Friday, 29 June 2012

Concentrated power has always been the enemy of liberty. (Ronald Reagan)

I realized the power of a gun that day and when I considered how many guns were at our house I realized my family must be pretty powerful. I started to look at our life more critically. I started to assess the people in my classes at school. I was suddenly very aware of how different my family was.

I thought I was better than the others. My clothes were nicer and newer. I didn’t have to take the bus. Someone was always waiting to pick me up after school in a car that cost as much as most of the teachers grossed in a year. People treated me with respect. No one ever butted in front of me in the cafeteria line. When I raised my hand in class other people would even take theirs down so I could be picked. They had been warned about me by someone but I wasn’t sure who exactly. Even the teachers seemed to have an element of fear when it came to me.

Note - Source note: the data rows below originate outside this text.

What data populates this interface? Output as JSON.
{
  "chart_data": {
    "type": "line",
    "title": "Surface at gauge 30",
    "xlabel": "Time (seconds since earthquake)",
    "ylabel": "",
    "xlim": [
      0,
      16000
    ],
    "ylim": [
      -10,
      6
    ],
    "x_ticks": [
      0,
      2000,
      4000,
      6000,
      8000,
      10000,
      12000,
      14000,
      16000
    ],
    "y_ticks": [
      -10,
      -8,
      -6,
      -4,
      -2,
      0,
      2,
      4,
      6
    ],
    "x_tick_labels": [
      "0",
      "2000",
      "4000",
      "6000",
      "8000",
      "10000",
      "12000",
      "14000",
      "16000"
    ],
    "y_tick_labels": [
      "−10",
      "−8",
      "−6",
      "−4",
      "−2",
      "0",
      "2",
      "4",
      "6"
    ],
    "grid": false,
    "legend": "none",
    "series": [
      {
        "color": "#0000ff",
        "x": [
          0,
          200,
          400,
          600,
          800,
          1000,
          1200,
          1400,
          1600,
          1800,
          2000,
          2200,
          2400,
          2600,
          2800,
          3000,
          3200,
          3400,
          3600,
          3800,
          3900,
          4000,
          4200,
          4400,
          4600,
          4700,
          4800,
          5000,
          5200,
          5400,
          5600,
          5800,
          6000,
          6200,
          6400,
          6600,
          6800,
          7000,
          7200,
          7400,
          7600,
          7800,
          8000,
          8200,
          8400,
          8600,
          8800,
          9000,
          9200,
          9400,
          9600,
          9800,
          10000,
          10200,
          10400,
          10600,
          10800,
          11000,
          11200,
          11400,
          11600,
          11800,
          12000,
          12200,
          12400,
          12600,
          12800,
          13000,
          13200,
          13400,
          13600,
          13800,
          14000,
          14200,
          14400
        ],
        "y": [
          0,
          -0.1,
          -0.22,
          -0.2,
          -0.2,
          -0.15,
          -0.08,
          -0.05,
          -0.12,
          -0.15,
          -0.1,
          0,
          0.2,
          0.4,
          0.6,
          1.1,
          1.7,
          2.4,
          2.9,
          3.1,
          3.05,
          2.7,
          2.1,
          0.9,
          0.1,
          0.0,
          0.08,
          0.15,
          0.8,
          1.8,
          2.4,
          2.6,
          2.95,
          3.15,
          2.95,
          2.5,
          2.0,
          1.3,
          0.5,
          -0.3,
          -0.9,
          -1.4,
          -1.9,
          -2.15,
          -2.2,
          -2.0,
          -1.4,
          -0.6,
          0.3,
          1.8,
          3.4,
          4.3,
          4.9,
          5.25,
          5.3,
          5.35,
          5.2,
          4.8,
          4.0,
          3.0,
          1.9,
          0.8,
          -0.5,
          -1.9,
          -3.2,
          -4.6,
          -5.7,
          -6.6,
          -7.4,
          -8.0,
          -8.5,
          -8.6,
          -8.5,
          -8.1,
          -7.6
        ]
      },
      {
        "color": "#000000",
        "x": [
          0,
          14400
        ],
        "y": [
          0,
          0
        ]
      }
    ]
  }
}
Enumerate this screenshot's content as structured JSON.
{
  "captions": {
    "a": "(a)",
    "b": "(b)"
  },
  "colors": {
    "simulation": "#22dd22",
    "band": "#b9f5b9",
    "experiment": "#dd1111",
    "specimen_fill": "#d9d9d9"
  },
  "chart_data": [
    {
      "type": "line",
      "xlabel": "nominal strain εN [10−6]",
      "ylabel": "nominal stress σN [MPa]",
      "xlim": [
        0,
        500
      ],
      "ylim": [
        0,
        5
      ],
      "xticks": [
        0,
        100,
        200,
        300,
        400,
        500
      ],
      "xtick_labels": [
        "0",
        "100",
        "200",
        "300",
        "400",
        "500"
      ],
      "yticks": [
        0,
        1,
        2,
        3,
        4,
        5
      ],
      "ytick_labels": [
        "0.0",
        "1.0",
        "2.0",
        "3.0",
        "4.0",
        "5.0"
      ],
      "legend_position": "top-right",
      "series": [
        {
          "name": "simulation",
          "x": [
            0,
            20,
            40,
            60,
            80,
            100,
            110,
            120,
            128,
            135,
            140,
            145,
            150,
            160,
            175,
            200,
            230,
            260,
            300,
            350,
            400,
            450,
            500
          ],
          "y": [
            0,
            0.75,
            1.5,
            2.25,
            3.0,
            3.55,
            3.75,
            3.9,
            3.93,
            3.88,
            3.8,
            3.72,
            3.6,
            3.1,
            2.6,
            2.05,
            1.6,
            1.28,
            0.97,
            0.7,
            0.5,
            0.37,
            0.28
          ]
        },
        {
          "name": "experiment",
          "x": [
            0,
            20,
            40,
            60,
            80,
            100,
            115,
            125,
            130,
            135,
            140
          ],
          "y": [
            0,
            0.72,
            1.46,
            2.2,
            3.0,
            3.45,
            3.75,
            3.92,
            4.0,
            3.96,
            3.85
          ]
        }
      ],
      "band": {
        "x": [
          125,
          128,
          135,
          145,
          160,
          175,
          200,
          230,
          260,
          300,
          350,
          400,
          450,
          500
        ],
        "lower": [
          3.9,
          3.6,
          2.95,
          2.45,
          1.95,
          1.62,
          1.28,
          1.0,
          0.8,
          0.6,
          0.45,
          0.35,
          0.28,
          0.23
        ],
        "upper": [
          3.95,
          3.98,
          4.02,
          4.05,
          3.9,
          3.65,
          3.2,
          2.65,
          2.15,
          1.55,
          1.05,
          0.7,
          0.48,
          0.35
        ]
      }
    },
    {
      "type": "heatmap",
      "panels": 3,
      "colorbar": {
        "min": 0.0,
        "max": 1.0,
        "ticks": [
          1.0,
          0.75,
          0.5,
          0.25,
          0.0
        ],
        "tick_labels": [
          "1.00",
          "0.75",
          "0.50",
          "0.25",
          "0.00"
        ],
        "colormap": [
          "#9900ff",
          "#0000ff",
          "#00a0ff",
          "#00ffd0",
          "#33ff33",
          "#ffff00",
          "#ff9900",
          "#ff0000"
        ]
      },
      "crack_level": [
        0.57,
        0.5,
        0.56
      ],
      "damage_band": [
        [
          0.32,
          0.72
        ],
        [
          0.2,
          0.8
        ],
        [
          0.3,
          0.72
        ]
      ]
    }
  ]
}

No one dared to cross me. I liked it and I got carried away with the power.

Before I was out of elementary school I was commanding the student body as if it were a dictatorship. I was raised by men with addictive personalities and whether it was inherited physically or mentality, once I got a taste of what it was like to be in a position of power I was addicted. I devoted my life to it. Drugs were the downfall of my father and uncle. I watched them get high and dumb and thought that I would never be like them, not because of any sort of moral implications, I just didn’t like the idea of losing control of my body.

Knowledge is power, so I decided to be as intelligent as possible. My mother adored the library so I would go with her but I would never go to the children’s section. I would find atlases, encyclopaedias, dictionaries, and biographies – I loved biographies. I was grasping at the best of times to understand what I was reading but I understood enough to know that I was learning. My mother thought it curious, but she smiled and encouraged me to read and learn.

My mother was amazing. Everyone in our house had a profound respect for my mother, perhaps just because she put up with their nonsense. She was kind to the maid and helped out around the house more than she had to. She was sweet, much nicer than I ever was or ever will be, but she always looked tired. My father never slept while my mother kept regular hours, but she was the one who always looked tired. Maybe she was tired of living with boys, maybe she was tired of pretending she had no family of her own, maybe she was just physically tired, I never figured that out but I remember seeing her face change. It was perfect and pure and angelically pale but as I got older I watched it get wrinkled and lumpy. She was still beautiful but her face wasn’t as soft and wasn’t as young. She aged faster than she should have. She was becoming an old lady while she was still a young woman. But my father didn’t seem to notice. He looked at her as if she was the only woman in the world. I envied that, not in a malicious way, but I envied the way he admired her because she was the only person – the only woman anyway – I knew who was treated better than I was. She was more respected, more beautiful, more gentle, more compassionate, more knowledgeable, more spiritual, and more loved than I was. I began to realize that all the traits that she excelled in over me all combined to make her more powerful. What was frustrating about this was that she didn’t care about power. She was content to be poor, ignorant, and utterly forgettable as long as she had her family. When I say her family I mean my father and me not the family she knew before us. She gave up even them to be with us. There’s something to be said for sacrifice but I didn’t learn lessons in sacrifice until I was much older.